Unsere niedrigste Wahlbeteiligung war 13 Prozent im Jahr 2014. Fünf Jahre später war die Wahlbeteiligung höher – aber immer noch nur knapp über 22 Prozent. Das zeigt, dass die slowakische Wählerschaft dem Europäischen Parlament nicht viel Aufmerksamkeit schenkt oder nicht das Gefühl hat, dass die wenigen slowakischen MdEP viel bewirken können, obwohl zwei von ihnen in letzter Zeit Vizepräsidenten des Europäischen Parlaments waren bzw. sind.
Die Debatte in der slowakischen Politik konzentrierte sich in den letzten Monaten auf die neue Regierung, die in schnellem Tempo in die Fußstapfen der ungarischen oder ehemaligen polnischen Regierung getreten ist. Robert Fico wurde in früheren Amtszeiten der Korruption beschuldigt. Er trat 2018 nach den massivsten Protesten der jüngeren slowakischen Geschichte zurück, die durch den Mord an dem slowakischen Journalisten Ján Kuciak und seiner Verlobten Martina Kušnírová ausgelöst wurden.
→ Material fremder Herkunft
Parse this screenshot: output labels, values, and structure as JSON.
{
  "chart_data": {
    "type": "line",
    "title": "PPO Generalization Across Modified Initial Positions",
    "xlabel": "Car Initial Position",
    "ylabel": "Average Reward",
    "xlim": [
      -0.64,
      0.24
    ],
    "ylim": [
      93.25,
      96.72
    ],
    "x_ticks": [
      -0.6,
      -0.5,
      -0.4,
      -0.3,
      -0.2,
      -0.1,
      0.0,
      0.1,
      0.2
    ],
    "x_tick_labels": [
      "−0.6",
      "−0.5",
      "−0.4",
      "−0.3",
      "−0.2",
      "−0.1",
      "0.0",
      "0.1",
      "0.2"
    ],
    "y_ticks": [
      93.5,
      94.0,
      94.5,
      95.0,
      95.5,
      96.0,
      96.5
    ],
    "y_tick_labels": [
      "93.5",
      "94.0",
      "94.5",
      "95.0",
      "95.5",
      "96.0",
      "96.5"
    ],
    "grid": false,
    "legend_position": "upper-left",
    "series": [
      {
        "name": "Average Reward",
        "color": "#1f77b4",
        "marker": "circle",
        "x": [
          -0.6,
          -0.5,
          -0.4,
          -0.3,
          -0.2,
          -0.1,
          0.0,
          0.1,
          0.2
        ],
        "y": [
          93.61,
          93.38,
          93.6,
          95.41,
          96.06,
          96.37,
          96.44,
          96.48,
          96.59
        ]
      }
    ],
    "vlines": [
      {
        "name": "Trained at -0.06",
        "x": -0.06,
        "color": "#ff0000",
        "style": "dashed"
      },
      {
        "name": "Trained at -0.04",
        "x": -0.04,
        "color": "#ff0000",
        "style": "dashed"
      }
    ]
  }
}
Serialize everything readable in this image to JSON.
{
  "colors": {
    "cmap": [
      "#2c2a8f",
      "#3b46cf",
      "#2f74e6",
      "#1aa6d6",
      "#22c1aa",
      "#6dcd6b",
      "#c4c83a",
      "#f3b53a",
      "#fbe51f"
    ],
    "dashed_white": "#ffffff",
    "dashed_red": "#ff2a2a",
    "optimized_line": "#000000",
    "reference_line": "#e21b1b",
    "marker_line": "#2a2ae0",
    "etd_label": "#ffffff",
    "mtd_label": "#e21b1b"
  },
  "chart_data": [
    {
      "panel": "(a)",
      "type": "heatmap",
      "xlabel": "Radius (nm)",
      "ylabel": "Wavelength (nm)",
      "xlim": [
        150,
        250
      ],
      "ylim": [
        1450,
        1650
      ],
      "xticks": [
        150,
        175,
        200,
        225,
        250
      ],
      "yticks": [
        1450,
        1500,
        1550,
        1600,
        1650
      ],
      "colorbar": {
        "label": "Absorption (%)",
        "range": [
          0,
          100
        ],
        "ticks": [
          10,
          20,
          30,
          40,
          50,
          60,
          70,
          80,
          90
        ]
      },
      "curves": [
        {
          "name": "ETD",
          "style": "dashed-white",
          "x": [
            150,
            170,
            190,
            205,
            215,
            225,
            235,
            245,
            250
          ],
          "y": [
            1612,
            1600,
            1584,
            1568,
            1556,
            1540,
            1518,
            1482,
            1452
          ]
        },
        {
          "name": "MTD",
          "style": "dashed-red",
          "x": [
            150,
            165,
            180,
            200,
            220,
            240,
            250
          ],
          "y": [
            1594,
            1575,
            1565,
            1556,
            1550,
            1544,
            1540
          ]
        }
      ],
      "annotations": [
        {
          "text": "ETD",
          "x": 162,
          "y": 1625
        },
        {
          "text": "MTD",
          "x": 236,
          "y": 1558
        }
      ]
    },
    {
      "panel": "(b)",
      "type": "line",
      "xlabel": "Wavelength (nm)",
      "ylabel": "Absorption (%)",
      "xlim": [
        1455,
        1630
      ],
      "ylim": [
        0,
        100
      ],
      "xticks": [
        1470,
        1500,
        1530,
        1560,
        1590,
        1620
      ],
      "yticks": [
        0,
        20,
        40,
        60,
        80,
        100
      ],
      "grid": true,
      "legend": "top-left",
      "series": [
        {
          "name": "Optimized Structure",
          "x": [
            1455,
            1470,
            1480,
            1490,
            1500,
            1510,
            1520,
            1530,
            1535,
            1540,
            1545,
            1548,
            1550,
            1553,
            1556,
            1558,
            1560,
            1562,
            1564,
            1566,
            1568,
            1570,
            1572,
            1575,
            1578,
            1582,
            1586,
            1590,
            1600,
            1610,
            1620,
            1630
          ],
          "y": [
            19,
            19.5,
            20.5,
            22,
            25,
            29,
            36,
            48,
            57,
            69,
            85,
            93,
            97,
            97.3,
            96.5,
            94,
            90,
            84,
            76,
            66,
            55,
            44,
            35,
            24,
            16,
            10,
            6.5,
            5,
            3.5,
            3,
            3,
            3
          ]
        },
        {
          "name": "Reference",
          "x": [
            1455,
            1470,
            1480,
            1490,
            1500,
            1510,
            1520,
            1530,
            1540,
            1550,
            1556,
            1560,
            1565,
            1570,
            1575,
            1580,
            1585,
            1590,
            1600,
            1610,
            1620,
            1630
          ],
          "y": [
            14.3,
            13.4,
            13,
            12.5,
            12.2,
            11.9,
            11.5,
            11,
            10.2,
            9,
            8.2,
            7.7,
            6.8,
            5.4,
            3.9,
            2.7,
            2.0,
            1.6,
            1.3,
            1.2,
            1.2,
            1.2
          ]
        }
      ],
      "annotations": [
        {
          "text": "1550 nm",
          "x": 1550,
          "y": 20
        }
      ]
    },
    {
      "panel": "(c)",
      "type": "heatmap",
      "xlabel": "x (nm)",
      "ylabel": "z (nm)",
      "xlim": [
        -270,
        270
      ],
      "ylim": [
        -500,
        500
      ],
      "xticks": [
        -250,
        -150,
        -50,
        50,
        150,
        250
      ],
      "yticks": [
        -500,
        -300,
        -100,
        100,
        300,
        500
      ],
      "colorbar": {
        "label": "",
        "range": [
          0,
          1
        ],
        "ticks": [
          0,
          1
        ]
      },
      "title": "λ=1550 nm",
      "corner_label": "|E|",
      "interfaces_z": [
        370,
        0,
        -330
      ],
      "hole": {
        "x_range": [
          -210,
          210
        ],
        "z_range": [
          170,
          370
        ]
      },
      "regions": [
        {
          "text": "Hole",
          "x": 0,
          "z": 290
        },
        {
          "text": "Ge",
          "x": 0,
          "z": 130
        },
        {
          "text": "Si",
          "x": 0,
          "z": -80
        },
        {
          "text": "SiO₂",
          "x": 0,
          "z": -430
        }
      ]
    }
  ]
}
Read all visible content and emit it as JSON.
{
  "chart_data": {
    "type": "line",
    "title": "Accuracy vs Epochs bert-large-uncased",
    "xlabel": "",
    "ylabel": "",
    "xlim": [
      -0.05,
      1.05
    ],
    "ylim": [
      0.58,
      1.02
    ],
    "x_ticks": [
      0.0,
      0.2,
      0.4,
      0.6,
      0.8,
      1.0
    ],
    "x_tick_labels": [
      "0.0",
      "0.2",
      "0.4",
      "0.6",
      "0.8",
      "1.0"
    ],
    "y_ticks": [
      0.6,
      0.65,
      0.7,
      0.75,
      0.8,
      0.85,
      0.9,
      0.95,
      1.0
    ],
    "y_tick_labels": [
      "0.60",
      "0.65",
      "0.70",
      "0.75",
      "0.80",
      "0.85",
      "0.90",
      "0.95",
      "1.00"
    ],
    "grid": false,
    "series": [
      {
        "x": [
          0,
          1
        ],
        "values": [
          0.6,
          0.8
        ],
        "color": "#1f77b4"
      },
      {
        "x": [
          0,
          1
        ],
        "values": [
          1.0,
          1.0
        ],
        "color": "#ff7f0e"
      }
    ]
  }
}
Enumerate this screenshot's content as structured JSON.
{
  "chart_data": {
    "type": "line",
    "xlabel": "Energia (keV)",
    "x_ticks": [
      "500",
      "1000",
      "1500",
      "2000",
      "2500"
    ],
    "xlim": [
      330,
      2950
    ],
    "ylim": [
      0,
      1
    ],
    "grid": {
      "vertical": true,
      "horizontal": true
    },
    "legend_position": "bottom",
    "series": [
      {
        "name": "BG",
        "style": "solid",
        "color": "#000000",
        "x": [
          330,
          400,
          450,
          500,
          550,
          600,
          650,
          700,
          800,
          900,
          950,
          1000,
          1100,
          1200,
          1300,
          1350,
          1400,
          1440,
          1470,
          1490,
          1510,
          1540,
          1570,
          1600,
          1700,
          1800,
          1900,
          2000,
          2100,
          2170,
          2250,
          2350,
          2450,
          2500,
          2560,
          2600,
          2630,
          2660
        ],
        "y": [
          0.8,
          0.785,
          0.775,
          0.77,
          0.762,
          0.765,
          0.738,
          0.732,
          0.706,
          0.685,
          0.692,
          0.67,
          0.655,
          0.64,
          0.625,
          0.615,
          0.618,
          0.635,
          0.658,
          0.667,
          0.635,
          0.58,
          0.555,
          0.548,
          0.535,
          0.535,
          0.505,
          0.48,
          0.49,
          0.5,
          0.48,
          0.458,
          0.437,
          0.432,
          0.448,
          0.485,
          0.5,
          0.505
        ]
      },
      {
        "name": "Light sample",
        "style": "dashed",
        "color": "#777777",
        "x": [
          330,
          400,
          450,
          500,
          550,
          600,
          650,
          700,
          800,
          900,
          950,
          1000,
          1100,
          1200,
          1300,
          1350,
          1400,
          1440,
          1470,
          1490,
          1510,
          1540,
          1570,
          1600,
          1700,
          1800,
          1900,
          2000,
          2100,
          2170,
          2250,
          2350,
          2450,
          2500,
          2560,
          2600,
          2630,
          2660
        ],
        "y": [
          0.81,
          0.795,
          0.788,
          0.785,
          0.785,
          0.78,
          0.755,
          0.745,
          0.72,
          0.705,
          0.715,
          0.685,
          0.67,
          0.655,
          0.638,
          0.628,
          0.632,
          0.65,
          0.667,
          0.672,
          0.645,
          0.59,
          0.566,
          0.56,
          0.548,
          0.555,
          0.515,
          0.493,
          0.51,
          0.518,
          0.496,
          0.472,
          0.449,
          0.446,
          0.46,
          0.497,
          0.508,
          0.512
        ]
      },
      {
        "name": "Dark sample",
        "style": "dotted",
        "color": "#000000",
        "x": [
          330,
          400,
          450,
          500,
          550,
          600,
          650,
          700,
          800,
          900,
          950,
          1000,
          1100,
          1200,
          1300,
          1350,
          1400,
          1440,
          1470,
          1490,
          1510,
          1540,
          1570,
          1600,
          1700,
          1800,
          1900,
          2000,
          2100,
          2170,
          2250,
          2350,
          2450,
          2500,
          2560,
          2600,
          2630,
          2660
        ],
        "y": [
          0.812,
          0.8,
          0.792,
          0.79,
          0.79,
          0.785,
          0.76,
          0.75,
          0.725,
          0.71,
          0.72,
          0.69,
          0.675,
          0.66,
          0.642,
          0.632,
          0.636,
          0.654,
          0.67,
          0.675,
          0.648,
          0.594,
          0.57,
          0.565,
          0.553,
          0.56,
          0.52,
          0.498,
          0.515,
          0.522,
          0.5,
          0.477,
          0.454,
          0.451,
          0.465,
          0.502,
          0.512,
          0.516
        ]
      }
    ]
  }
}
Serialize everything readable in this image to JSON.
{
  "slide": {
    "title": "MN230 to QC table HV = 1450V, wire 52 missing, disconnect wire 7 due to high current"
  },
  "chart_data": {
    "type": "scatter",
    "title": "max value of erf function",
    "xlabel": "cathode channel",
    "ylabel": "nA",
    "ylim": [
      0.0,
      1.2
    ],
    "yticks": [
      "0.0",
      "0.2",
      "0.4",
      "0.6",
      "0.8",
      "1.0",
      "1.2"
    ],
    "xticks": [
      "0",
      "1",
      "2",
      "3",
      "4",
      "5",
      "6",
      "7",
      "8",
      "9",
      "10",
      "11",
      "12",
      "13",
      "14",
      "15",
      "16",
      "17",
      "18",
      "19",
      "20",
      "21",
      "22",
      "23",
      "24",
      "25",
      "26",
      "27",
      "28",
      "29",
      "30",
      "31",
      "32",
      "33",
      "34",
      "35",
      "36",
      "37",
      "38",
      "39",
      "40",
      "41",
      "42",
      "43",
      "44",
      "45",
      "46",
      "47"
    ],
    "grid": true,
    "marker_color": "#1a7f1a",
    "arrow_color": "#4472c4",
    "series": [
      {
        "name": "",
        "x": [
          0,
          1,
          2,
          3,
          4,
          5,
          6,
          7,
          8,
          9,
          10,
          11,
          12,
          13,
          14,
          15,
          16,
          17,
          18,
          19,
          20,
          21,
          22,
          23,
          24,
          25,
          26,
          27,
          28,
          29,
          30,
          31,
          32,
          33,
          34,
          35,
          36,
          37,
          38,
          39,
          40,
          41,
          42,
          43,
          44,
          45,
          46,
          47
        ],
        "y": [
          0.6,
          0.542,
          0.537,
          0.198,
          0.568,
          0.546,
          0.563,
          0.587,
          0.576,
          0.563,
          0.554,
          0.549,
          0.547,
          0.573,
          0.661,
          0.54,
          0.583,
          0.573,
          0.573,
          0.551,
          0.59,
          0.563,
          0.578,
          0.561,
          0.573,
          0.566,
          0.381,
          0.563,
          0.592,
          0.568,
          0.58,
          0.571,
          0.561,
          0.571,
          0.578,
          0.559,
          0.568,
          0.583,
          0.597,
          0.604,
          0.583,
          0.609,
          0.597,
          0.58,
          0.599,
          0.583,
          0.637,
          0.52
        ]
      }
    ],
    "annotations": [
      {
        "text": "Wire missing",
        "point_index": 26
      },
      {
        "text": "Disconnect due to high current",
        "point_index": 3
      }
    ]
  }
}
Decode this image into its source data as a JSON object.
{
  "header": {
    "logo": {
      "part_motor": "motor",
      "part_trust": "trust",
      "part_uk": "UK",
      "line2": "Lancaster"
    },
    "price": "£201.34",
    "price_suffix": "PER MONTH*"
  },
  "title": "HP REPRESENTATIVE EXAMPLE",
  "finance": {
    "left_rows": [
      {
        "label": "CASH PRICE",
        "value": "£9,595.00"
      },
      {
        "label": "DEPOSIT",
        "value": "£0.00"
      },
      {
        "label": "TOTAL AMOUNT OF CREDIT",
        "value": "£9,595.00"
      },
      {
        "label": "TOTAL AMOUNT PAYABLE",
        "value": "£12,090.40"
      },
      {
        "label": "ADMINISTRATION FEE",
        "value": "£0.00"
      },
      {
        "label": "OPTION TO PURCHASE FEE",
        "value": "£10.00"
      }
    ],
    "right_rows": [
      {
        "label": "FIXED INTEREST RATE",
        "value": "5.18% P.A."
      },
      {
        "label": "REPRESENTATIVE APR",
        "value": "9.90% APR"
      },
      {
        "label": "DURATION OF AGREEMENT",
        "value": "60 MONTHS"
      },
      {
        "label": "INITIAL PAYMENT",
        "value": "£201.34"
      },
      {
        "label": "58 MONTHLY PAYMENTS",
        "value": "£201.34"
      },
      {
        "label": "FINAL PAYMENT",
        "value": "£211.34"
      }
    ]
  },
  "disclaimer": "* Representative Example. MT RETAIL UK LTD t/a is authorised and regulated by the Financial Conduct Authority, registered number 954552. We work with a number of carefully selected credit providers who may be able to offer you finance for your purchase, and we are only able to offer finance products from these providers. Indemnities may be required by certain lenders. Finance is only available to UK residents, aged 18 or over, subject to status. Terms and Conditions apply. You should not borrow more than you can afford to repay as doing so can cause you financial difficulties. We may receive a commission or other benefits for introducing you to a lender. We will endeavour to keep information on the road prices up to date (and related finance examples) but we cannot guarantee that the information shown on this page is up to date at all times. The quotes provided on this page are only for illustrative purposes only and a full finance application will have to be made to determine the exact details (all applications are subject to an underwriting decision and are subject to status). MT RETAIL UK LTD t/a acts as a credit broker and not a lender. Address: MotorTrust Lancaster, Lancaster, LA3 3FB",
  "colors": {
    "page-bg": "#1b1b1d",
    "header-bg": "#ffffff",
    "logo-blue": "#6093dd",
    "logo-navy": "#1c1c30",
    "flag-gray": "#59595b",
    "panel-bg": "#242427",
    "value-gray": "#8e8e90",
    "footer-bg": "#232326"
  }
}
Die Slowakei scheint sich zu einer neuen Unruhestifterin in der EU zu entwickeln, insbesondere angesichts der Rhetorik Robert Ficos zum Krieg Russlands in der Ukraine
Als Fico und seine Partei Smer von 2020 bis 2023 in der Opposition waren, wurden viele seiner Mitarbeiter*innen wegen Machtmissbrauchs oder Korruption angeklagt. Einige von ihnen wurden sogar zu Gefängnisstrafen verurteilt. Fico hat sich in diesen Jahren verändert. Er wurde radikaler und seine Ansichten kamen systemfeindlichen und euroskeptischen Parteien wie der AfD in Deutschland oder Fidesz in Ungarn nahe. Nachdem die Smer die Wahl im letzten Herbst gewonnen und eine Koalitionsregierung gebildet hatte, zögerte Fico nicht. Als allerersten Schritt versuchte die neue Regierung, die Sonderstaatsanwaltschaft, die sich auf Korruptionsdelikte konzentrierte, abzuschaffen. Fico und seine Koalition verfolgten auch das Ziel, die Strafen für verschiedene Straftaten, einschließlich Korruption, zu senken.
Viele Fälle von Personen, die der Smer nahe stehen und gegen die ermittelt oder Anklage erhoben wird, wären davon unmittelbar betroffen. Dank des Verfassungsgerichts und der Präsidentin Zuzana Čaputová gelang dies nur teilweise, obwohl die Sonderstaatsanwaltschaft nicht mehr existiert. Die neue slowakische Regierung versucht auch, das Mediengesetz zu ändern, um die Kontrolle über den slowakischen öffentlichen Rundfunk und das slowakische Fernsehen zu erlangen, ähnlich wie es die ehemalige polnische Regierung 2016 tat.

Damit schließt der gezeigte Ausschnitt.